Which it won't. Happen. As I should have known all along. And this is why people don't volunteer to do things, said one of my colleagues, and I concur.

But is all that time spent in preparing for an event that will not now occur really wasted? 

Years ago (and I know I've told this story before) when I was an adjunct at another institution, I spent some time on campus photocopying syllabi a few days before classes started and several colleagues asked why I was there. "I didn't think you were teaching this semester," they said, but I insisted that I'd been hired to teach a British Literature Survey class. Someone must have alerted the Dean because I arrived home to find a message on my answering machine saying oops, sorry, forgot to tell you we're not allowing adjuncts to teach literature classes anymore. I called at once and pointed out the injustice of failing to inform me that I wouldn't be teaching the class until I'd already done all the preparation, and the Dean told me, "Don't worry, you'll be able to use that work in some other class."

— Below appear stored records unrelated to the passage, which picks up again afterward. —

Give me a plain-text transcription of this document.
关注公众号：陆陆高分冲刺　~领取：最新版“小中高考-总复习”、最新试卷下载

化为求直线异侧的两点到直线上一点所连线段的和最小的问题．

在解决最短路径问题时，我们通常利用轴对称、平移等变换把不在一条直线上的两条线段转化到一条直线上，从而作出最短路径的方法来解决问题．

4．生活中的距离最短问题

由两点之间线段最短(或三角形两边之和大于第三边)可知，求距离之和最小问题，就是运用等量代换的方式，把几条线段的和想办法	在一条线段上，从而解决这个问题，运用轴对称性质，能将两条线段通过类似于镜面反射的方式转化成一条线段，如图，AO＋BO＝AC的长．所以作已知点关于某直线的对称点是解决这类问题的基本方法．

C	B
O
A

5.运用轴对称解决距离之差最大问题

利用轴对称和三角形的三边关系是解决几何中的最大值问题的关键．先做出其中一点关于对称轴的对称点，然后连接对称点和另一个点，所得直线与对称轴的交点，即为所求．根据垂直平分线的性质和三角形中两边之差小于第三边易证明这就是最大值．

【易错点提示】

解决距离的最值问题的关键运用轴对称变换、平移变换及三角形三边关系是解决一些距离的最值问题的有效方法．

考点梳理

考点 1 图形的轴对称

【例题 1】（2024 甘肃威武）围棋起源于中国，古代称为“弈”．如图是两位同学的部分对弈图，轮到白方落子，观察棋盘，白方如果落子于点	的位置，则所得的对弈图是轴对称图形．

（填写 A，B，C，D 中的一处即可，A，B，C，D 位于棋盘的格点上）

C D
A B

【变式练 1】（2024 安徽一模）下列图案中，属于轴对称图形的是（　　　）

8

My time hadn't been wasted, she insisted, but in fact I never did use that work in another class because the topic was outside my area of expertise. Still, perhaps the exercise in assembling a syllabus and lesson plans for the course served me well elsewhere. All I knew was that I was out of a job and stuck with a pile of photocopies representing a mass of wasted time.

Nothing we do for children is ever wasted, insists Garrison Keillor, and I'm happy to substitute students for children. But what about non-students? What about the course (or program or, I don't know, summer creative writing day camp for high school students, if such a thing might exist) that gets cancelled at the last minute due to lack of enrollment? It's hard to feel good about preparing a hearty and delicious feast and then having no one show up to devour it.

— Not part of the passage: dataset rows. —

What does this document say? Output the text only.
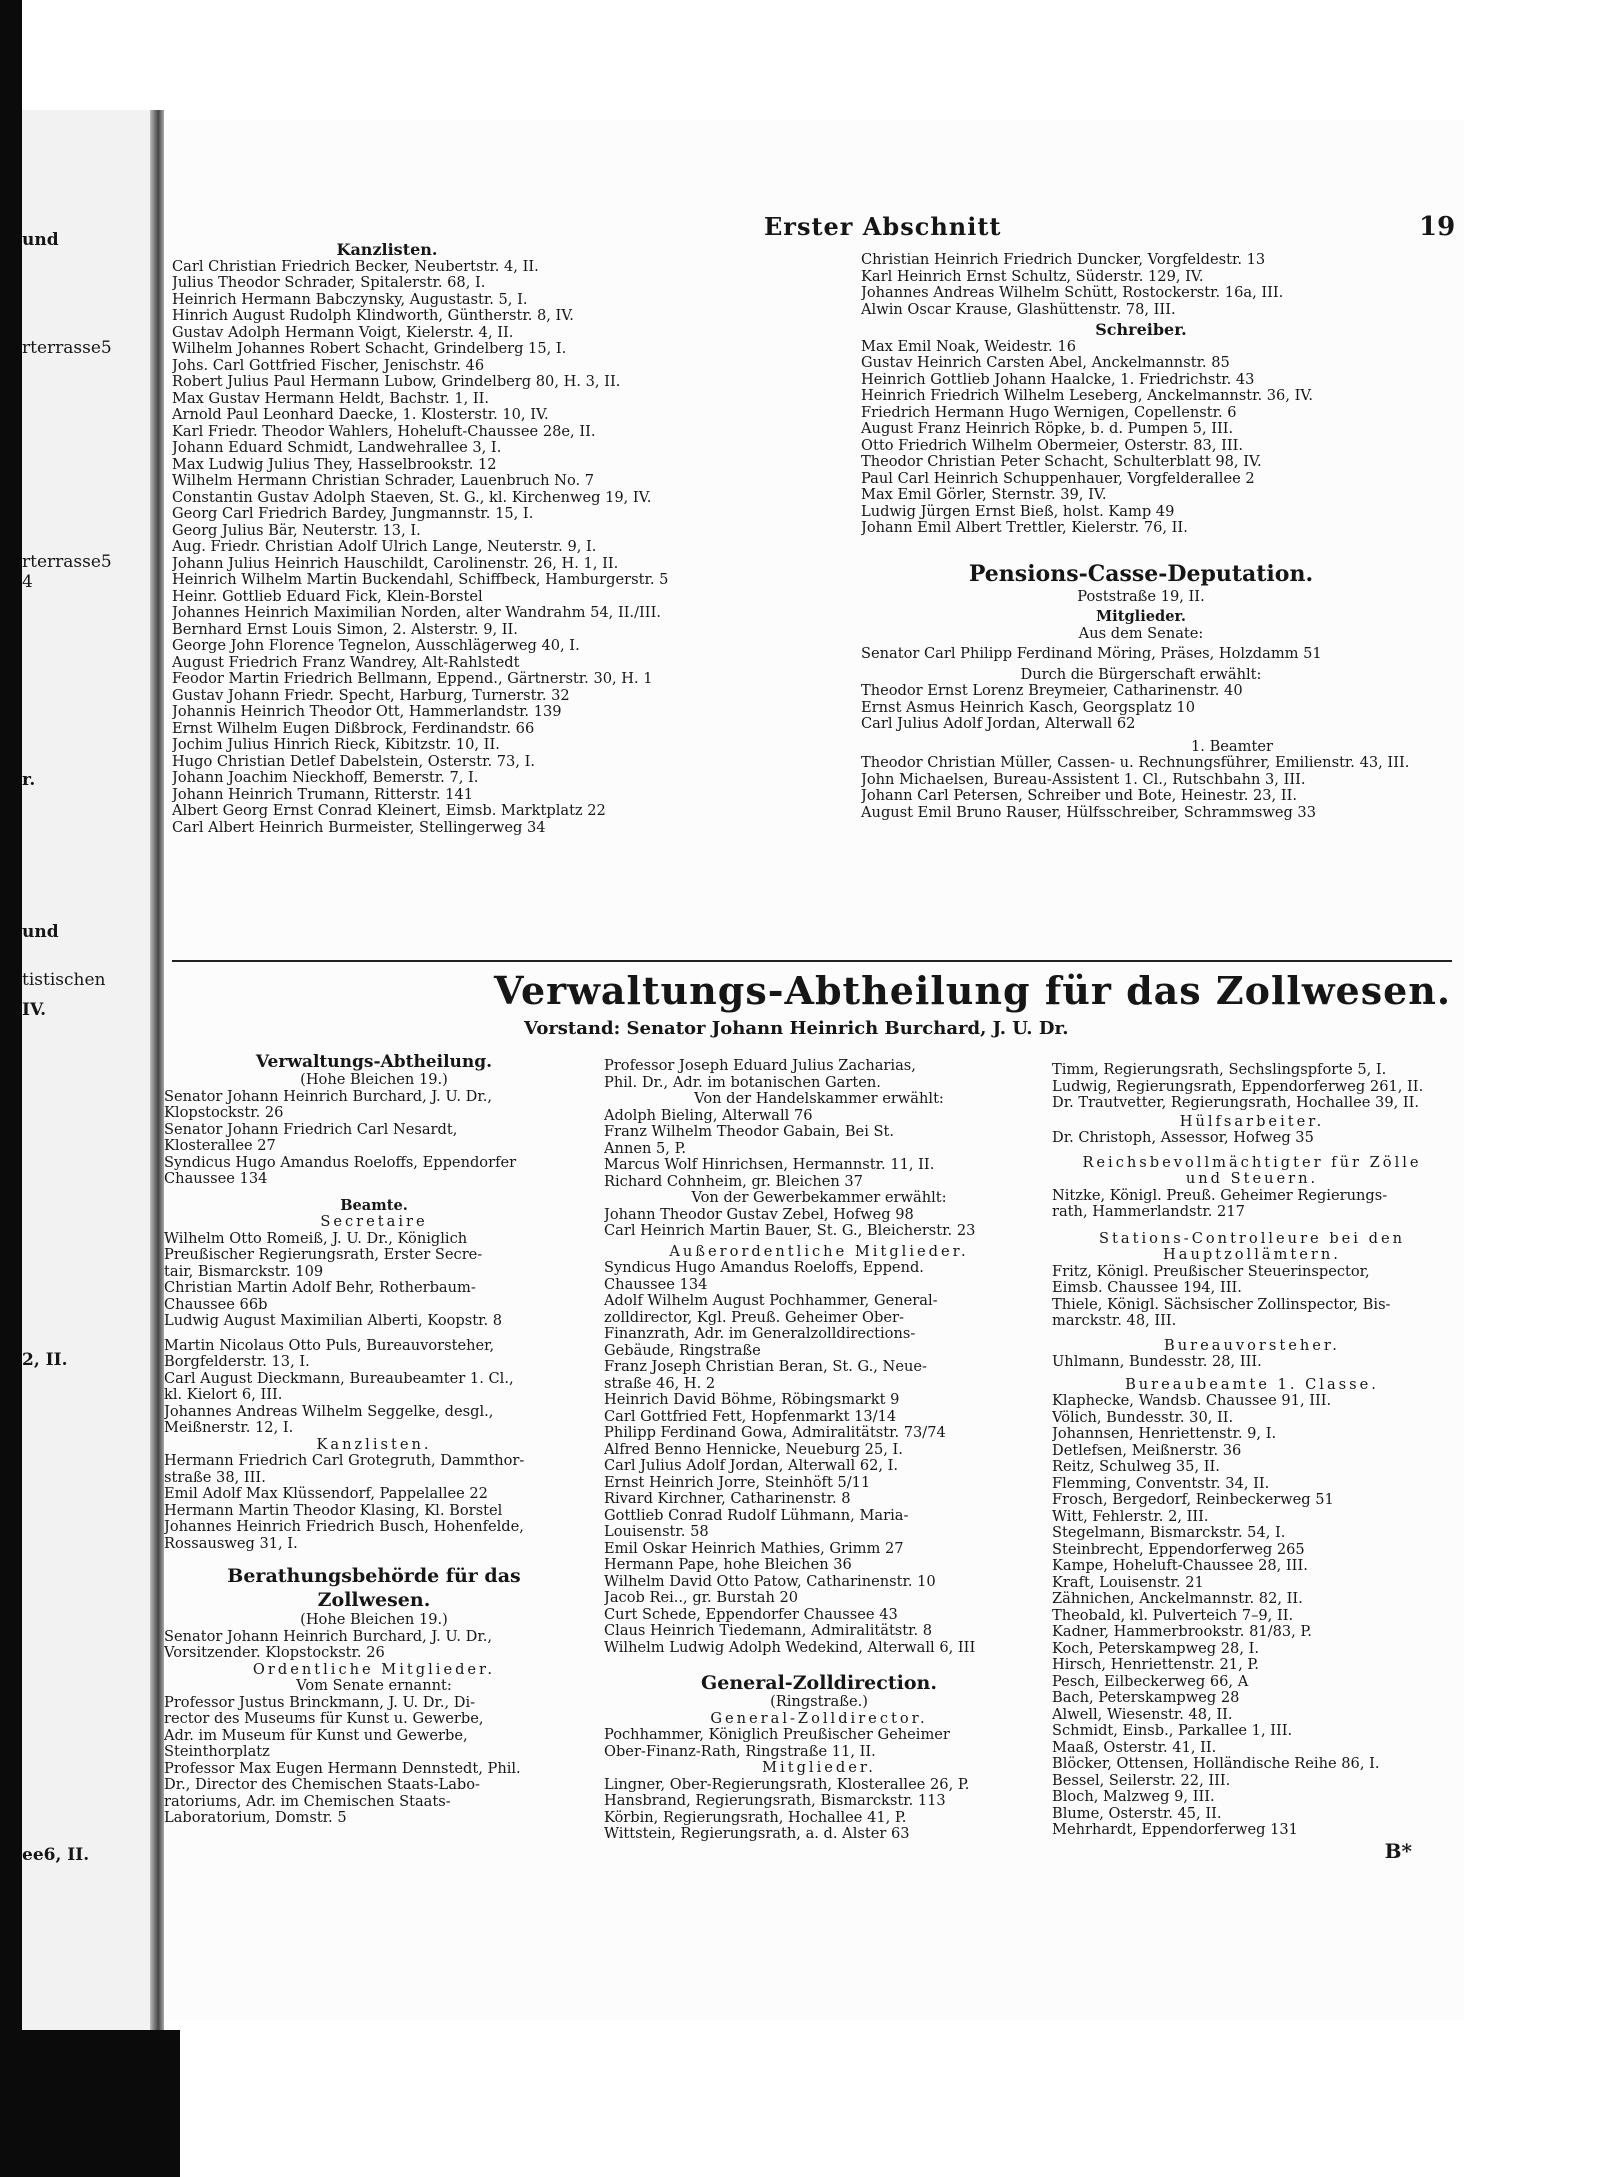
und
rterrasse5
rterrasse5
4
r.
und
tistischen
IV.
2, II.
ee6, II.
Erster Abschnitt	19
Kanzlisten.
Carl Christian Friedrich Becker, Neubertstr. 4, II.
Julius Theodor Schrader, Spitalerstr. 68, I.
Heinrich Hermann Babczynsky, Augustastr. 5, I.
Hinrich August Rudolph Klindworth, Güntherstr. 8, IV.
Gustav Adolph Hermann Voigt, Kielerstr. 4, II.
Wilhelm Johannes Robert Schacht, Grindelberg 15, I.
Johs. Carl Gottfried Fischer, Jenischstr. 46
Robert Julius Paul Hermann Lubow, Grindelberg 80, H. 3, II.
Max Gustav Hermann Heldt, Bachstr. 1, II.
Arnold Paul Leonhard Daecke, 1. Klosterstr. 10, IV.
Karl Friedr. Theodor Wahlers, Hoheluft-Chaussee 28e, II.
Johann Eduard Schmidt, Landwehrallee 3, I.
Max Ludwig Julius They, Hasselbrookstr. 12
Wilhelm Hermann Christian Schrader, Lauenbruch No. 7
Constantin Gustav Adolph Staeven, St. G., kl. Kirchenweg 19, IV.
Georg Carl Friedrich Bardey, Jungmannstr. 15, I.
Georg Julius Bär, Neuterstr. 13, I.
Aug. Friedr. Christian Adolf Ulrich Lange, Neuterstr. 9, I.
Johann Julius Heinrich Hauschildt, Carolinenstr. 26, H. 1, II.
Heinrich Wilhelm Martin Buckendahl, Schiffbeck, Hamburgerstr. 5
Heinr. Gottlieb Eduard Fick, Klein-Borstel
Johannes Heinrich Maximilian Norden, alter Wandrahm 54, II./III.
Bernhard Ernst Louis Simon, 2. Alsterstr. 9, II.
George John Florence Tegnelon, Ausschlägerweg 40, I.
August Friedrich Franz Wandrey, Alt-Rahlstedt
Feodor Martin Friedrich Bellmann, Eppend., Gärtnerstr. 30, H. 1
Gustav Johann Friedr. Specht, Harburg, Turnerstr. 32
Johannis Heinrich Theodor Ott, Hammerlandstr. 139
Ernst Wilhelm Eugen Dißbrock, Ferdinandstr. 66
Jochim Julius Hinrich Rieck, Kibitzstr. 10, II.
Hugo Christian Detlef Dabelstein, Osterstr. 73, I.
Johann Joachim Nieckhoff, Bemerstr. 7, I.
Johann Heinrich Trumann, Ritterstr. 141
Albert Georg Ernst Conrad Kleinert, Eimsb. Marktplatz 22
Carl Albert Heinrich Burmeister, Stellingerweg 34
Christian Heinrich Friedrich Duncker, Vorgfeldestr. 13
Karl Heinrich Ernst Schultz, Süderstr. 129, IV.
Johannes Andreas Wilhelm Schütt, Rostockerstr. 16a, III.
Alwin Oscar Krause, Glashüttenstr. 78, III.
Schreiber.
Max Emil Noak, Weidestr. 16
Gustav Heinrich Carsten Abel, Anckelmannstr. 85
Heinrich Gottlieb Johann Haalcke, 1. Friedrichstr. 43
Heinrich Friedrich Wilhelm Leseberg, Anckelmannstr. 36, IV.
Friedrich Hermann Hugo Wernigen, Copellenstr. 6
August Franz Heinrich Röpke, b. d. Pumpen 5, III.
Otto Friedrich Wilhelm Obermeier, Osterstr. 83, III.
Theodor Christian Peter Schacht, Schulterblatt 98, IV.
Paul Carl Heinrich Schuppenhauer, Vorgfelderallee 2
Max Emil Görler, Sternstr. 39, IV.
Ludwig Jürgen Ernst Bieß, holst. Kamp 49
Johann Emil Albert Trettler, Kielerstr. 76, II.
Pensions-Casse-Deputation.
Poststraße 19, II.
Mitglieder.
Aus dem Senate:
Senator Carl Philipp Ferdinand Möring, Präses, Holzdamm 51
Durch die Bürgerschaft erwählt:
Theodor Ernst Lorenz Breymeier, Catharinenstr. 40
Ernst Asmus Heinrich Kasch, Georgsplatz 10
Carl Julius Adolf Jordan, Alterwall 62
1. Beamter
Theodor Christian Müller, Cassen- u. Rechnungsführer, Emilienstr. 43, III.
John Michaelsen, Bureau-Assistent 1. Cl., Rutschbahn 3, III.
Johann Carl Petersen, Schreiber und Bote, Heinestr. 23, II.
August Emil Bruno Rauser, Hülfsschreiber, Schrammsweg 33
Verwaltungs-Abtheilung für das Zollwesen.
Vorstand: Senator Johann Heinrich Burchard, J. U. Dr.
Verwaltungs-Abtheilung.
(Hohe Bleichen 19.)
Senator Johann Heinrich Burchard, J. U. Dr.,
Klopstockstr. 26
Senator Johann Friedrich Carl Nesardt,
Klosterallee 27
Syndicus Hugo Amandus Roeloffs, Eppendorfer
Chaussee 134
Beamte.
Secretaire
Wilhelm Otto Romeiß, J. U. Dr., Königlich
Preußischer Regierungsrath, Erster Secre-
tair, Bismarckstr. 109
Christian Martin Adolf Behr, Rotherbaum-
Chaussee 66b
Ludwig August Maximilian Alberti, Koopstr. 8
Martin Nicolaus Otto Puls, Bureauvorsteher,
Borgfelderstr. 13, I.
Carl August Dieckmann, Bureaubeamter 1. Cl.,
kl. Kielort 6, III.
Johannes Andreas Wilhelm Seggelke, desgl.,
Meißnerstr. 12, I.
Kanzlisten.
Hermann Friedrich Carl Grotegruth, Dammthor-
straße 38, III.
Emil Adolf Max Klüssendorf, Pappelallee 22
Hermann Martin Theodor Klasing, Kl. Borstel
Johannes Heinrich Friedrich Busch, Hohenfelde,
Rossausweg 31, I.
Berathungsbehörde für das Zollwesen.
(Hohe Bleichen 19.)
Senator Johann Heinrich Burchard, J. U. Dr.,
Vorsitzender. Klopstockstr. 26
Ordentliche Mitglieder.
Vom Senate ernannt:
Professor Justus Brinckmann, J. U. Dr., Di-
rector des Museums für Kunst u. Gewerbe,
Adr. im Museum für Kunst und Gewerbe,
Steinthorplatz
Professor Max Eugen Hermann Dennstedt, Phil.
Dr., Director des Chemischen Staats-Labo-
ratoriums, Adr. im Chemischen Staats-
Laboratorium, Domstr. 5
Professor Joseph Eduard Julius Zacharias,
Phil. Dr., Adr. im botanischen Garten.
Von der Handelskammer erwählt:
Adolph Bieling, Alterwall 76
Franz Wilhelm Theodor Gabain, Bei St.
Annen 5, P.
Marcus Wolf Hinrichsen, Hermannstr. 11, II.
Richard Cohnheim, gr. Bleichen 37
Von der Gewerbekammer erwählt:
Johann Theodor Gustav Zebel, Hofweg 98
Carl Heinrich Martin Bauer, St. G., Bleicherstr. 23
Außerordentliche Mitglieder.
Syndicus Hugo Amandus Roeloffs, Eppend.
Chaussee 134
Adolf Wilhelm August Pochhammer, General-
zolldirector, Kgl. Preuß. Geheimer Ober-
Finanzrath, Adr. im Generalzolldirections-
Gebäude, Ringstraße
Franz Joseph Christian Beran, St. G., Neue-
straße 46, H. 2
Heinrich David Böhme, Röbingsmarkt 9
Carl Gottfried Fett, Hopfenmarkt 13/14
Philipp Ferdinand Gowa, Admiralitätstr. 73/74
Alfred Benno Hennicke, Neueburg 25, I.
Carl Julius Adolf Jordan, Alterwall 62, I.
Ernst Heinrich Jorre, Steinhöft 5/11
Rivard Kirchner, Catharinenstr. 8
Gottlieb Conrad Rudolf Lühmann, Maria-
Louisenstr. 58
Emil Oskar Heinrich Mathies, Grimm 27
Hermann Pape, hohe Bleichen 36
Wilhelm David Otto Patow, Catharinenstr. 10
Jacob Rei.., gr. Burstah 20
Curt Schede, Eppendorfer Chaussee 43
Claus Heinrich Tiedemann, Admiralitätstr. 8
Wilhelm Ludwig Adolph Wedekind, Alterwall 6, III
General-Zolldirection.
(Ringstraße.)
General-Zolldirector.
Pochhammer, Königlich Preußischer Geheimer
Ober-Finanz-Rath, Ringstraße 11, II.
Mitglieder.
Lingner, Ober-Regierungsrath, Klosterallee 26, P.
Hansbrand, Regierungsrath, Bismarckstr. 113
Körbin, Regierungsrath, Hochallee 41, P.
Wittstein, Regierungsrath, a. d. Alster 63
Timm, Regierungsrath, Sechslingspforte 5, I.
Ludwig, Regierungsrath, Eppendorferweg 261, II.
Dr. Trautvetter, Regierungsrath, Hochallee 39, II.
Hülfsarbeiter.
Dr. Christoph, Assessor, Hofweg 35
Reichsbevollmächtigter für Zölle
und Steuern.
Nitzke, Königl. Preuß. Geheimer Regierungs-
rath, Hammerlandstr. 217
Stations-Controlleure bei den
Hauptzollämtern.
Fritz, Königl. Preußischer Steuerinspector,
Eimsb. Chaussee 194, III.
Thiele, Königl. Sächsischer Zollinspector, Bis-
marckstr. 48, III.
Bureauvorsteher.
Uhlmann, Bundesstr. 28, III.
Bureaubeamte 1. Classe.
Klaphecke, Wandsb. Chaussee 91, III.
Völich, Bundesstr. 30, II.
Johannsen, Henriettenstr. 9, I.
Detlefsen, Meißnerstr. 36
Reitz, Schulweg 35, II.
Flemming, Conventstr. 34, II.
Frosch, Bergedorf, Reinbeckerweg 51
Witt, Fehlerstr. 2, III.
Stegelmann, Bismarckstr. 54, I.
Steinbrecht, Eppendorferweg 265
Kampe, Hoheluft-Chaussee 28, III.
Kraft, Louisenstr. 21
Zähnichen, Anckelmannstr. 82, II.
Theobald, kl. Pulverteich 7–9, II.
Kadner, Hammerbrookstr. 81/83, P.
Koch, Peterskampweg 28, I.
Hirsch, Henriettenstr. 21, P.
Pesch, Eilbeckerweg 66, A
Bach, Peterskampweg 28
Alwell, Wiesenstr. 48, II.
Schmidt, Einsb., Parkallee 1, III.
Maaß, Osterstr. 41, II.
Blöcker, Ottensen, Holländische Reihe 86, I.
Bessel, Seilerstr. 22, III.
Bloch, Malzweg 9, III.
Blume, Osterstr. 45, II.
Mehrhardt, Eppendorferweg 131
B*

But on the other hand, I now have a bunch of unexpected free time next week. I ought to find someone meaningful to do with that time, but somehow it would seem more appropriate to simply let it go to waste.  

Monday, June 02, 2025

Flat, fixed; or, another great reason to shop close to home

In the waiting room at my tire place I was chatting with a stranger about how long it's been since our cars had last suffered flat tires. Seems like in my youth road trips and outings were regularly interrupted by flat tires, dead batteries, defunct alternators, cracked radiators, and rusted-out mufflers. Where are the car repairs of yesteryear?

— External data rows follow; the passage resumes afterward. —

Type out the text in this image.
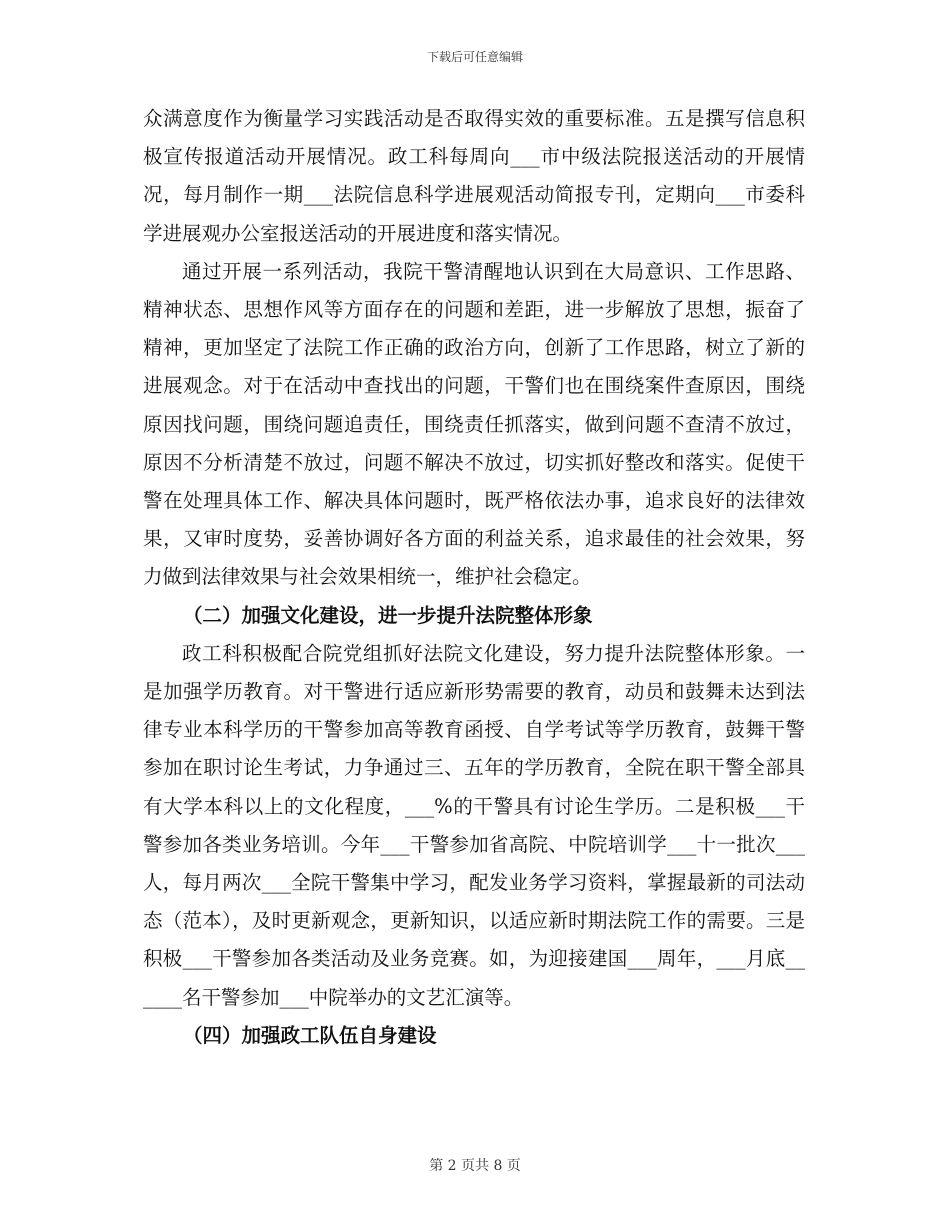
下载后可任意编辑

众满意度作为衡量学习实践活动是否取得实效的重要标准。五是撰写信息积极宣传报道活动开展情况。政工科每周向___市中级法院报送活动的开展情况，每月制作一期___法院信息科学进展观活动简报专刊，定期向___市委科学进展观办公室报送活动的开展进度和落实情况。

通过开展一系列活动，我院干警清醒地认识到在大局意识、工作思路、精神状态、思想作风等方面存在的问题和差距，进一步解放了思想，振奋了精神，更加坚定了法院工作正确的政治方向，创新了工作思路，树立了新的进展观念。对于在活动中查找出的问题，干警们也在围绕案件查原因，围绕原因找问题，围绕问题追责任，围绕责任抓落实，做到问题不查清不放过，原因不分析清楚不放过，问题不解决不放过，切实抓好整改和落实。促使干警在处理具体工作、解决具体问题时，既严格依法办事，追求良好的法律效果，又审时度势，妥善协调好各方面的利益关系，追求最佳的社会效果，努力做到法律效果与社会效果相统一，维护社会稳定。

（二）加强文化建设，进一步提升法院整体形象

政工科积极配合院党组抓好法院文化建设，努力提升法院整体形象。一是加强学历教育。对干警进行适应新形势需要的教育，动员和鼓舞未达到法律专业本科学历的干警参加高等教育函授、自学考试等学历教育，鼓舞干警参加在职讨论生考试，力争通过三、五年的学历教育，全院在职干警全部具有大学本科以上的文化程度，___%的干警具有讨论生学历。二是积极___干警参加各类业务培训。今年___干警参加省高院、中院培训学___十一批次___人，每月两次___全院干警集中学习，配发业务学习资料，掌握最新的司法动态（范本），及时更新观念，更新知识，以适应新时期法院工作的需要。三是积极___干警参加各类活动及业务竞赛。如，为迎接建国___周年，___月底______名干警参加___中院举办的文艺汇演等。

（四）加强政工队伍自身建设

第 2 页共 8 页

Facebook tells me that I brought that car home exactly two years ago. In that time I've had to take it into the shop for routine maintenance and three (!) recall notices, but not once have I needed any non-recall repair. I don't remember the last time I had a flat tire, but I can recall several times when AAA visited campus to do minor repairs on previous cars--flat tires, dead batteries. Each time I had to wait two to three HOURS before they even arrived. I used my AAA membership much more frequently back when I was driving old clunkers, but now I don't remember the last time I called them--which is great because their hold music is terrible. Trust me--I've heard a lot of it.

Today I was in the tire place because I'd been running some errands over my lunch break (from campus meetings) and suddenly heard a ka-thunk, followed quickly by a dashboard warning about tire pressure, followed by a loud hissing noise from the left rear tire, so I drove three blocks to the place where I had just bought all four of those tires just over a month ago. I could feel the tire softening as I drove. By the time I'd parked, it was no longer capable of performing the primary function of a tire.

I don't know what I ran over but the hole was too big to repair. So I had to buy a new tire, and of course I wanted one to match the other three (expensive) tires because they were practically new. But here's why I appreciate my friendly local tire place: I didn't fuss or complain or even ask for a break, but the owner spontaneously offered to cut the price in half since I'm a pretty loyal customer. They installed the new tired and got me back on the road in under 30 minutes.

I'm just glad I was close enough to drive to the shop before the tire went completely flat. If I'd had to call AAA, I'd still be on hold.